Shortly after African-Americans were guaranteed voting rights by Lyndon Johnson and a coalition of Democrats and Republicans in Congress, the great migration ended. Deindustrialisation swept through northern cities that would soon form the rustbelt. Racism did not do this: recession, shifting trade patterns, technological change and the appeal of non-unionised workforces in the South were more responsible. But, as the sociologist William Julius Wilson puts it, racist housing policies had put African-Americans in places where job losses were worst, and racist education policies had over generations left them with fewer skills to adjust and compete. Decades later the scarring is still visible. Only 60% of African-American men are employed, compared with 66% of white men and 73% of Hispanics.

At the same time two things happened to black neighbourhoods. The first was a crime spike, the causes of which are still disputed. African-American men were more likely to be both victims and perpetrators. For black men who dropped out of high school, a spell in prison became a normal stop on the road to middle age, damaging their prospects on release and making African-American families less stable. By the mid-2000s two in every 100 black men were behind bars (the share has since fallen). The spree of lawlessness began to wane in the 1990s, for reasons that were as mysterious as they were welcome. But crime remains higher in predominantly African-American spots: 40% of black Americans say they are afraid to walk around after dark, compared with 30% of whites. This is one reason why defunding the police is so unpopular in black neighbourhoods.

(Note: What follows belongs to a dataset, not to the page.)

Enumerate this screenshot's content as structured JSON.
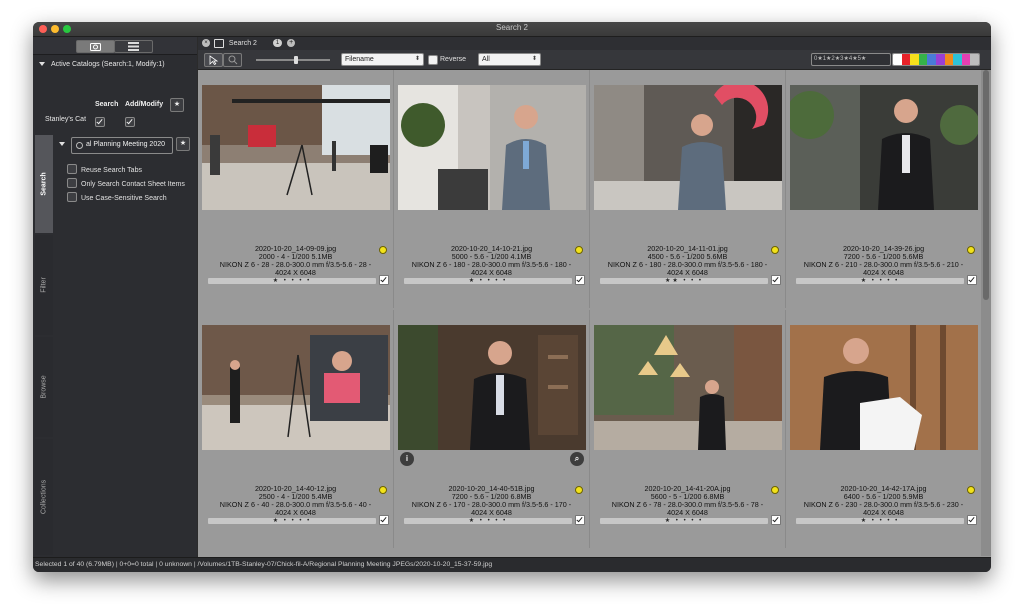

The second big change was that not only did many whites leave for the suburbs, but so did many middle-class African-Americans who could get out. Thus began also a reverse migration to the South. In northern cities where the population has shrunk, residential segregation is harder to undo because little new housing is now being built. Minneapolis, which in the 1970s built the majority of its public housing in the suburbs, now builds it in more deprived areas, concentrating poverty there. The city and state also paused a politically awkward effort to integrate schools. As a result, even as cities have grown more diverse and gentrified, at a neighbourhood level black-white residential segregation is still stuck in the 1970s.

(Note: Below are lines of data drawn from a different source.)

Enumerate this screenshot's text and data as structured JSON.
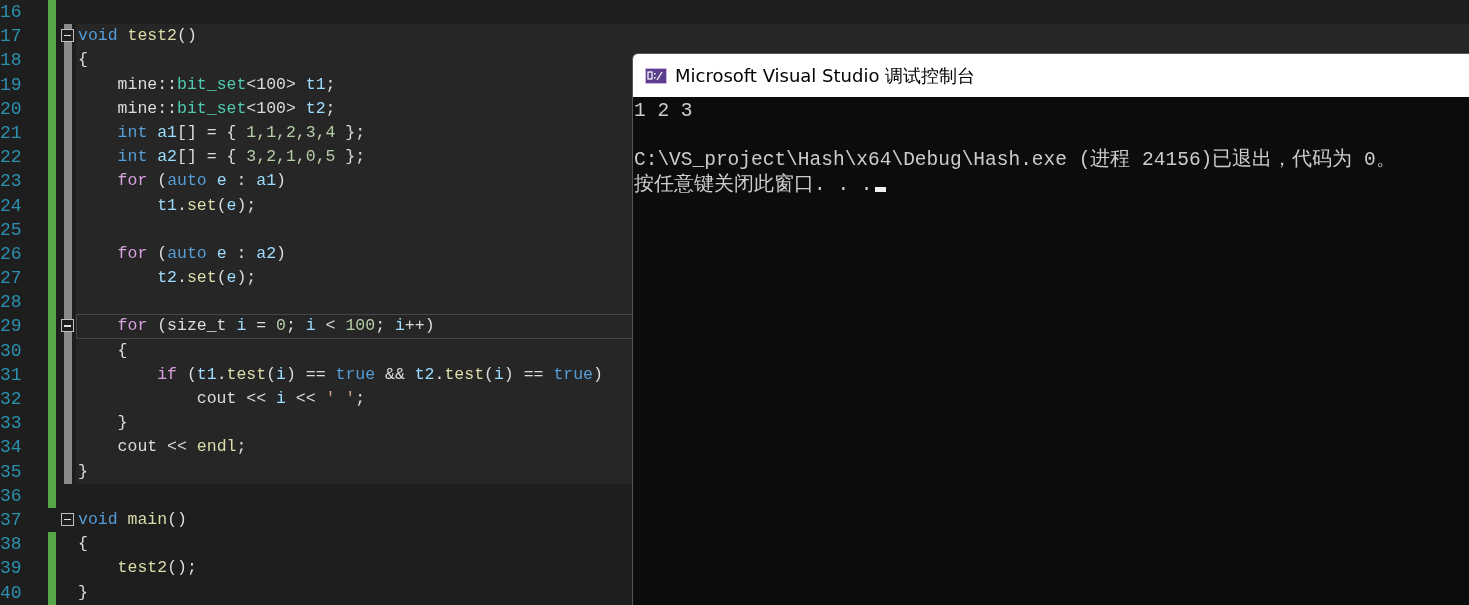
{
  "editor": {
    "lines": [
      {
        "number": "16",
        "changed": true,
        "collapsible": false,
        "scope": false,
        "current": false
      },
      {
        "number": "17",
        "changed": true,
        "collapsible": true,
        "scope": true,
        "current": false,
        "tokens": [
          {
            "kind": "kw",
            "text": "void "
          },
          {
            "kind": "fn",
            "text": "test2"
          },
          {
            "kind": "plain",
            "text": "()"
          }
        ]
      },
      {
        "number": "18",
        "changed": true,
        "collapsible": false,
        "scope": true,
        "current": false,
        "tokens": [
          {
            "kind": "plain",
            "text": "{"
          }
        ]
      },
      {
        "number": "19",
        "changed": true,
        "collapsible": false,
        "scope": true,
        "current": false,
        "tokens": [
          {
            "kind": "plain",
            "text": "    mine::"
          },
          {
            "kind": "type",
            "text": "bit_set"
          },
          {
            "kind": "plain",
            "text": "<100> "
          },
          {
            "kind": "var",
            "text": "t1"
          },
          {
            "kind": "plain",
            "text": ";"
          }
        ]
      },
      {
        "number": "20",
        "changed": true,
        "collapsible": false,
        "scope": true,
        "current": false,
        "tokens": [
          {
            "kind": "plain",
            "text": "    mine::"
          },
          {
            "kind": "type",
            "text": "bit_set"
          },
          {
            "kind": "plain",
            "text": "<100> "
          },
          {
            "kind": "var",
            "text": "t2"
          },
          {
            "kind": "plain",
            "text": ";"
          }
        ]
      },
      {
        "number": "21",
        "changed": true,
        "collapsible": false,
        "scope": true,
        "current": false,
        "tokens": [
          {
            "kind": "kw",
            "text": "    int "
          },
          {
            "kind": "var",
            "text": "a1"
          },
          {
            "kind": "plain",
            "text": "[] = { "
          },
          {
            "kind": "num",
            "text": "1,1,2,3,4"
          },
          {
            "kind": "plain",
            "text": " };"
          }
        ]
      },
      {
        "number": "22",
        "changed": true,
        "collapsible": false,
        "scope": true,
        "current": false,
        "tokens": [
          {
            "kind": "kw",
            "text": "    int "
          },
          {
            "kind": "var",
            "text": "a2"
          },
          {
            "kind": "plain",
            "text": "[] = { "
          },
          {
            "kind": "num",
            "text": "3,2,1,0,5"
          },
          {
            "kind": "plain",
            "text": " };"
          }
        ]
      },
      {
        "number": "23",
        "changed": true,
        "collapsible": false,
        "scope": true,
        "current": false,
        "tokens": [
          {
            "kind": "ctl",
            "text": "    for"
          },
          {
            "kind": "plain",
            "text": " ("
          },
          {
            "kind": "kw",
            "text": "auto "
          },
          {
            "kind": "var",
            "text": "e"
          },
          {
            "kind": "plain",
            "text": " : "
          },
          {
            "kind": "var",
            "text": "a1"
          },
          {
            "kind": "plain",
            "text": ")"
          }
        ]
      },
      {
        "number": "24",
        "changed": true,
        "collapsible": false,
        "scope": true,
        "current": false,
        "tokens": [
          {
            "kind": "var",
            "text": "        t1"
          },
          {
            "kind": "plain",
            "text": "."
          },
          {
            "kind": "fn",
            "text": "set"
          },
          {
            "kind": "plain",
            "text": "("
          },
          {
            "kind": "var",
            "text": "e"
          },
          {
            "kind": "plain",
            "text": ");"
          }
        ]
      },
      {
        "number": "25",
        "changed": true,
        "collapsible": false,
        "scope": true,
        "current": false
      },
      {
        "number": "26",
        "changed": true,
        "collapsible": false,
        "scope": true,
        "current": false,
        "tokens": [
          {
            "kind": "ctl",
            "text": "    for"
          },
          {
            "kind": "plain",
            "text": " ("
          },
          {
            "kind": "kw",
            "text": "auto "
          },
          {
            "kind": "var",
            "text": "e"
          },
          {
            "kind": "plain",
            "text": " : "
          },
          {
            "kind": "var",
            "text": "a2"
          },
          {
            "kind": "plain",
            "text": ")"
          }
        ]
      },
      {
        "number": "27",
        "changed": true,
        "collapsible": false,
        "scope": true,
        "current": false,
        "tokens": [
          {
            "kind": "var",
            "text": "        t2"
          },
          {
            "kind": "plain",
            "text": "."
          },
          {
            "kind": "fn",
            "text": "set"
          },
          {
            "kind": "plain",
            "text": "("
          },
          {
            "kind": "var",
            "text": "e"
          },
          {
            "kind": "plain",
            "text": ");"
          }
        ]
      },
      {
        "number": "28",
        "changed": true,
        "collapsible": false,
        "scope": true,
        "current": false
      },
      {
        "number": "29",
        "changed": true,
        "collapsible": true,
        "scope": true,
        "current": true,
        "tokens": [
          {
            "kind": "ctl",
            "text": "    for"
          },
          {
            "kind": "plain",
            "text": " (size_t "
          },
          {
            "kind": "var",
            "text": "i"
          },
          {
            "kind": "plain",
            "text": " = "
          },
          {
            "kind": "num",
            "text": "0"
          },
          {
            "kind": "plain",
            "text": "; "
          },
          {
            "kind": "var",
            "text": "i"
          },
          {
            "kind": "plain",
            "text": " < "
          },
          {
            "kind": "num",
            "text": "100"
          },
          {
            "kind": "plain",
            "text": "; "
          },
          {
            "kind": "var",
            "text": "i"
          },
          {
            "kind": "plain",
            "text": "++)"
          }
        ]
      },
      {
        "number": "30",
        "changed": true,
        "collapsible": false,
        "scope": true,
        "current": false,
        "tokens": [
          {
            "kind": "plain",
            "text": "    {"
          }
        ]
      },
      {
        "number": "31",
        "changed": true,
        "collapsible": false,
        "scope": true,
        "current": false,
        "tokens": [
          {
            "kind": "ctl",
            "text": "        if"
          },
          {
            "kind": "plain",
            "text": " ("
          },
          {
            "kind": "var",
            "text": "t1"
          },
          {
            "kind": "plain",
            "text": "."
          },
          {
            "kind": "fn",
            "text": "test"
          },
          {
            "kind": "plain",
            "text": "("
          },
          {
            "kind": "var",
            "text": "i"
          },
          {
            "kind": "plain",
            "text": ") == "
          },
          {
            "kind": "kw",
            "text": "true"
          },
          {
            "kind": "plain",
            "text": " && "
          },
          {
            "kind": "var",
            "text": "t2"
          },
          {
            "kind": "plain",
            "text": "."
          },
          {
            "kind": "fn",
            "text": "test"
          },
          {
            "kind": "plain",
            "text": "("
          },
          {
            "kind": "var",
            "text": "i"
          },
          {
            "kind": "plain",
            "text": ") == "
          },
          {
            "kind": "kw",
            "text": "true"
          },
          {
            "kind": "plain",
            "text": ")"
          }
        ]
      },
      {
        "number": "32",
        "changed": true,
        "collapsible": false,
        "scope": true,
        "current": false,
        "tokens": [
          {
            "kind": "plain",
            "text": "            cout << "
          },
          {
            "kind": "var",
            "text": "i"
          },
          {
            "kind": "plain",
            "text": " << "
          },
          {
            "kind": "str",
            "text": "' '"
          },
          {
            "kind": "plain",
            "text": ";"
          }
        ]
      },
      {
        "number": "33",
        "changed": true,
        "collapsible": false,
        "scope": true,
        "current": false,
        "tokens": [
          {
            "kind": "plain",
            "text": "    }"
          }
        ]
      },
      {
        "number": "34",
        "changed": true,
        "collapsible": false,
        "scope": true,
        "current": false,
        "tokens": [
          {
            "kind": "plain",
            "text": "    cout << "
          },
          {
            "kind": "fn",
            "text": "endl"
          },
          {
            "kind": "plain",
            "text": ";"
          }
        ]
      },
      {
        "number": "35",
        "changed": true,
        "collapsible": false,
        "scope": true,
        "current": false,
        "tokens": [
          {
            "kind": "plain",
            "text": "}"
          }
        ]
      },
      {
        "number": "36",
        "changed": true,
        "collapsible": false,
        "scope": false,
        "current": false
      },
      {
        "number": "37",
        "changed": false,
        "collapsible": true,
        "scope": false,
        "current": false,
        "tokens": [
          {
            "kind": "kw",
            "text": "void "
          },
          {
            "kind": "fn",
            "text": "main"
          },
          {
            "kind": "plain",
            "text": "()"
          }
        ]
      },
      {
        "number": "38",
        "changed": true,
        "collapsible": false,
        "scope": false,
        "current": false,
        "tokens": [
          {
            "kind": "plain",
            "text": "{"
          }
        ]
      },
      {
        "number": "39",
        "changed": true,
        "collapsible": false,
        "scope": false,
        "current": false,
        "tokens": [
          {
            "kind": "fn",
            "text": "    test2"
          },
          {
            "kind": "plain",
            "text": "();"
          }
        ]
      },
      {
        "number": "40",
        "changed": true,
        "collapsible": false,
        "scope": false,
        "current": false,
        "tokens": [
          {
            "kind": "plain",
            "text": "}"
          }
        ]
      }
    ]
  },
  "console": {
    "title": "Microsoft Visual Studio 调试控制台",
    "output": [
      "1 2 3",
      "C:\\VS_project\\Hash\\x64\\Debug\\Hash.exe (进程 24156)已退出，代码为 0。",
      "按任意键关闭此窗口. . ."
    ],
    "cursor": true
  }
}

Those left behind have not fared well. Black boys born 30 years ago in the area now known as George Floyd Square would go on to live in households with an average annual income of $17,000 a year in their 30s. One in ten would spend time in prison. This was the neighbourhood where Mr Floyd found himself outside Cup Foods that night in May 2020, with a police officer on top of him. But what brought Derek Chauvin there?